Russian President Vladimir Putin will meet Pope Francis next month, the Vatican said on Thursday, an encounter that could help pave the way for an historic papal trip to Russia.
The Vatican said Putin, who will be on a state visit to Italy, will hold talks with the Argentinian-born pope on July 4.
The meeting, their third since Francis was elected in 2013, comes at a time of improving relations between the Vatican and the world’s Orthodox Churches.
It also will be their first since Francis and Russian Orthodox Patriarch Kirill met in 2016, a landmark step in healing the 1,000-year-old rift between the Western and Eastern branches of Christianity.

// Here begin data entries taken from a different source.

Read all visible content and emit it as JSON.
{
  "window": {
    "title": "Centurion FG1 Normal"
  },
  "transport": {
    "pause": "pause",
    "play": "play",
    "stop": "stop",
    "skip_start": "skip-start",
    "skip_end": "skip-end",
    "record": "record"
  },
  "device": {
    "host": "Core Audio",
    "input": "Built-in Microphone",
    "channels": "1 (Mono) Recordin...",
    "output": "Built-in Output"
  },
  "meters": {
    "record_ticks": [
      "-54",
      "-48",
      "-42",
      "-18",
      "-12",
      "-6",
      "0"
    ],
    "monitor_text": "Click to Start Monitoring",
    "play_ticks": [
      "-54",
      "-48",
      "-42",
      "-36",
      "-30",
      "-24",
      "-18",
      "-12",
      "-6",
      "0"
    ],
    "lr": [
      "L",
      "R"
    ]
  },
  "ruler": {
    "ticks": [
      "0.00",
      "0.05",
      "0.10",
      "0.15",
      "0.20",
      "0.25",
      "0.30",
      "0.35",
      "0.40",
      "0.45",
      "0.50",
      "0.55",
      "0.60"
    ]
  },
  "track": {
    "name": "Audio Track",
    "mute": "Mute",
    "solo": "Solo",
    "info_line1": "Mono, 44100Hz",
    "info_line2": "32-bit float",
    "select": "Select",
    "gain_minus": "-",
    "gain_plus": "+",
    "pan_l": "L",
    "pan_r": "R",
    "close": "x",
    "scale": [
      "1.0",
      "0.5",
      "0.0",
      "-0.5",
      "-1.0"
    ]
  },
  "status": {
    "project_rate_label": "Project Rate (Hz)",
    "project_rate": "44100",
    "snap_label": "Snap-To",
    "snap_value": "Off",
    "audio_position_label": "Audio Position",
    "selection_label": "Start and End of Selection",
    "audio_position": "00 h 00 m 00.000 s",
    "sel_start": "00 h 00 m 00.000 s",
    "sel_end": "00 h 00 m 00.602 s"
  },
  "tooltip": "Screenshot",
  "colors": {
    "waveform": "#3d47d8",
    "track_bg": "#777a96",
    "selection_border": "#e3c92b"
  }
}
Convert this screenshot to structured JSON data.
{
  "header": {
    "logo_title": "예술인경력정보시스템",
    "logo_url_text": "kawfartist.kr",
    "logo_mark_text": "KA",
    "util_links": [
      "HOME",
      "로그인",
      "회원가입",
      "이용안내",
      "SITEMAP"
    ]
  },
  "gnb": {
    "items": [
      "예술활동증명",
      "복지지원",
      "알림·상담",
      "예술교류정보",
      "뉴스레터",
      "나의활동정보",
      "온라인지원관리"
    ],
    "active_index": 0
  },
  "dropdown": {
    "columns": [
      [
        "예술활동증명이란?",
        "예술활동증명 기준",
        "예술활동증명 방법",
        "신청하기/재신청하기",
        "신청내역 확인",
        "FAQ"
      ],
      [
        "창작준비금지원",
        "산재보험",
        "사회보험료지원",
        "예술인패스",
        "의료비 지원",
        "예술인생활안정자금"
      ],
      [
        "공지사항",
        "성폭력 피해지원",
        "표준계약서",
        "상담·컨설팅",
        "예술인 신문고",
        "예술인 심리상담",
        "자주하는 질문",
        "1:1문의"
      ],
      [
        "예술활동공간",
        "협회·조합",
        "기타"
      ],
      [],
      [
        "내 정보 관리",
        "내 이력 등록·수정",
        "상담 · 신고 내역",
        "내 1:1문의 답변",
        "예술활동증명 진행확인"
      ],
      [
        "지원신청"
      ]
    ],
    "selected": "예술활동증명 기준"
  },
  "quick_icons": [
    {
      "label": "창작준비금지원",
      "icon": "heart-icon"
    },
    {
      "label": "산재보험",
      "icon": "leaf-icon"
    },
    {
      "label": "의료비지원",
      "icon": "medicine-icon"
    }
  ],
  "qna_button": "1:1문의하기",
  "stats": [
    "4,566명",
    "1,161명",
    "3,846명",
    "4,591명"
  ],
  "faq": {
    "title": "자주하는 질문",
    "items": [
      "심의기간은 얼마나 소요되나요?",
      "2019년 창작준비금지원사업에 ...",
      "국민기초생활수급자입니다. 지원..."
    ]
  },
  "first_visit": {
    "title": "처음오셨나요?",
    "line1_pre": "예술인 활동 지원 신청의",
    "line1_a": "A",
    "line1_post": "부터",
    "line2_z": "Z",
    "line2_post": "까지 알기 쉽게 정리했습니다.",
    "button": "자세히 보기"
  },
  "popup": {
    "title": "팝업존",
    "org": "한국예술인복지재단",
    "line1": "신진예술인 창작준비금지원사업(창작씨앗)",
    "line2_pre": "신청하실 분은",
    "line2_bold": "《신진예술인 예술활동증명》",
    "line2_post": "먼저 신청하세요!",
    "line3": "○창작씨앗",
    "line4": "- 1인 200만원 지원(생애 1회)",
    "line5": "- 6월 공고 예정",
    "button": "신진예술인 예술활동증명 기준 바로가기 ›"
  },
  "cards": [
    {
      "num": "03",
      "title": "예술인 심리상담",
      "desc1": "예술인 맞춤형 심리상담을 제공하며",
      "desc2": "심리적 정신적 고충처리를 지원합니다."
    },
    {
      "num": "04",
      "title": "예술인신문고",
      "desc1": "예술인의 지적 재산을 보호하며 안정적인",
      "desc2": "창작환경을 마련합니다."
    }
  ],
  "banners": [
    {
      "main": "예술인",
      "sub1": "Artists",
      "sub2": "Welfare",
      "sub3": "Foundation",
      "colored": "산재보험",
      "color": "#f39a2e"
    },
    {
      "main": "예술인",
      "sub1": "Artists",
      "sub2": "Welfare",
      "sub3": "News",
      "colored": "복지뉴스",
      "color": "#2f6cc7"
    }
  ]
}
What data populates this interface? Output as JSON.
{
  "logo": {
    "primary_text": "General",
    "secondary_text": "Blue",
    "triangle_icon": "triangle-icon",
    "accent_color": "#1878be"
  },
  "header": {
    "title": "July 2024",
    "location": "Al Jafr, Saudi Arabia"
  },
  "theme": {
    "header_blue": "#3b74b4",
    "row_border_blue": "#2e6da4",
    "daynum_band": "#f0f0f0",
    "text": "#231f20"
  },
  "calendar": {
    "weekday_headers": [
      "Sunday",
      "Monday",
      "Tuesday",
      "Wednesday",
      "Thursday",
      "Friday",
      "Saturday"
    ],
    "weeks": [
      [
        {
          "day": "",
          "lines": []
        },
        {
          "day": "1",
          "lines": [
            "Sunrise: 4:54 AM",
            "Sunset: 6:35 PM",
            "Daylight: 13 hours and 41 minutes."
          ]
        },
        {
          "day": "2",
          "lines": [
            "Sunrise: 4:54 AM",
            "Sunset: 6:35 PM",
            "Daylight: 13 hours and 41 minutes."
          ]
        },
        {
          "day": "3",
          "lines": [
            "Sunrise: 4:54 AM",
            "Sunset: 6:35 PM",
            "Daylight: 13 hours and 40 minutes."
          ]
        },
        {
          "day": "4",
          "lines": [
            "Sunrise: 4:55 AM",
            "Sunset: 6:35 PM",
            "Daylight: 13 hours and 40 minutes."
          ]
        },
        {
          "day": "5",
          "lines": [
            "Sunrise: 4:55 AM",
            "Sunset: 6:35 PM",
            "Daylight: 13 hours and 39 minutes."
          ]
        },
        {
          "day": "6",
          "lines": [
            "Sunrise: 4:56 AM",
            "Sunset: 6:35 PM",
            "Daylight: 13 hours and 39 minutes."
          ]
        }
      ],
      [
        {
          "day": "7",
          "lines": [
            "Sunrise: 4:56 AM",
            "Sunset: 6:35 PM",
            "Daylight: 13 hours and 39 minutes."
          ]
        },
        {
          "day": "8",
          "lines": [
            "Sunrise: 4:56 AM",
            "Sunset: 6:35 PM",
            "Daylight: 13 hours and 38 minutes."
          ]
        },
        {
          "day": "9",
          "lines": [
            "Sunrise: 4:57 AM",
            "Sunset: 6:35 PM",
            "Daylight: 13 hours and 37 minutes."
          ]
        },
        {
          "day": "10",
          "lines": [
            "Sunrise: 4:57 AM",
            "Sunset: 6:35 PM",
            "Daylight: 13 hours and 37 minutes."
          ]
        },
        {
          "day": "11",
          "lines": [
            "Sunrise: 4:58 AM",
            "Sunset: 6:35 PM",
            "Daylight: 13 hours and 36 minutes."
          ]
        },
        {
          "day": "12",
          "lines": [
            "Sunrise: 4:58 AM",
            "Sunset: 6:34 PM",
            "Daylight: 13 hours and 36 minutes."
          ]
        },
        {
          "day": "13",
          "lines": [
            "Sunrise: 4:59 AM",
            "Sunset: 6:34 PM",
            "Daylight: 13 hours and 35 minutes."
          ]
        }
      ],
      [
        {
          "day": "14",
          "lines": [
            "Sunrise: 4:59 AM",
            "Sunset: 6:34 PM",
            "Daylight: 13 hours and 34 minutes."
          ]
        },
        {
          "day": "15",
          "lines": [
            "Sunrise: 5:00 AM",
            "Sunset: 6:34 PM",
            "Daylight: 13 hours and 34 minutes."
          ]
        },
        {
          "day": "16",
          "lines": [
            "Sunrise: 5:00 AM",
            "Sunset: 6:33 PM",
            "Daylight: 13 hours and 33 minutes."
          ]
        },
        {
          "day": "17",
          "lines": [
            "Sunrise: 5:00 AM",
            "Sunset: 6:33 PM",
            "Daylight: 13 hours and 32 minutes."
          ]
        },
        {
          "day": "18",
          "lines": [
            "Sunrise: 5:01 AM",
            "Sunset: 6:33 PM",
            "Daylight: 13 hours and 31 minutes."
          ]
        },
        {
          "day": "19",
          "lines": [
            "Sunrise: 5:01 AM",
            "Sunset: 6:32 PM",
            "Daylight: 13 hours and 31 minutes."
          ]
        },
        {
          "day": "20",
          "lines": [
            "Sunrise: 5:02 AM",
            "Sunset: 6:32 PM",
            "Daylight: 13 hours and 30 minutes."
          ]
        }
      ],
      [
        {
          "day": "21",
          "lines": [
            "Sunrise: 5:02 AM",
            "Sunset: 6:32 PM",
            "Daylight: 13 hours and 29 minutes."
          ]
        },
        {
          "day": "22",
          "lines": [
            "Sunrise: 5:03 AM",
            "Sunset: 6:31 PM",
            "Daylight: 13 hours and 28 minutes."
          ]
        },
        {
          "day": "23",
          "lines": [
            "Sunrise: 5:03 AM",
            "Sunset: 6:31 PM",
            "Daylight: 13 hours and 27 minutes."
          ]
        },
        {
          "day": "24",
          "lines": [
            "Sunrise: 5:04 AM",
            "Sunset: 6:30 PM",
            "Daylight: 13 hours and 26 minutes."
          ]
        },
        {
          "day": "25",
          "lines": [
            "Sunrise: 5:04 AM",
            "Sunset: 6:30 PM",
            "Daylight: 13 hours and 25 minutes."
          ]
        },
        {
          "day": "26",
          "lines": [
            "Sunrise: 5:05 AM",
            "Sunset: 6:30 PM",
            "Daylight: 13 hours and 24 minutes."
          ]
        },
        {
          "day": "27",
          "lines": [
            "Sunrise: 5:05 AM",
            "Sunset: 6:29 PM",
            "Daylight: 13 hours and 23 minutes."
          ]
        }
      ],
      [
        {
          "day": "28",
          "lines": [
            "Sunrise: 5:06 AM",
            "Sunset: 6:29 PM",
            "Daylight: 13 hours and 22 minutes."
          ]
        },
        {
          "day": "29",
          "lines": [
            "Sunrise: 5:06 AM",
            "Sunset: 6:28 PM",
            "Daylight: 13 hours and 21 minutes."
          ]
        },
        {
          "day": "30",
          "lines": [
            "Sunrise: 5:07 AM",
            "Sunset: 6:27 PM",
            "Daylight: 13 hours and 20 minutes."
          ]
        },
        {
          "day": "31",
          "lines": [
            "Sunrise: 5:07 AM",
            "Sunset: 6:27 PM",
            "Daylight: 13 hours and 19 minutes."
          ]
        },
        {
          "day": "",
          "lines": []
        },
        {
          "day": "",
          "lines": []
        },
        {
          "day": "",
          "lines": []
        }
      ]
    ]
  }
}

Mikhail Gorbachev, the last leader of the Soviet Union, and Boris Yeltsin, the first president of post-Soviet Russia, had invited the late Pope John Paul to visit.
But a trip was not possible because of tensions between the Vatican and the Russian Orthodox Church, the largest and most influential in world Orthodoxy, with 165 million of the world’s 250 million Orthodox Christians.
Apart from his meeting three years ago with Kirill, which was the first in history between a Roman Catholic pope and a Russian Orthodox patriarch, Francis has made a number of visits to countries with predominantly Orthodox populations.
The latest were to Romania last week and to Bulgaria and North Macedonia last month.
Ukraine remains a difficult issue in relations between the Vatican and Russia.
At their last meeting in 2015, the pope urged Putin to make a “sincere and great effort” to achieve peace in Ukraine and help bring an end to fighting between Ukrainian government forces and pro-Russian separatist rebels.
Putin has aligned himself closely with the Russian Orthodox Church and has accused the government in Kiev of flagrantly meddling in the life of Orthodoxy in Ukraine, a former Soviet republic where a new national church has broken away from Moscow’s orbit.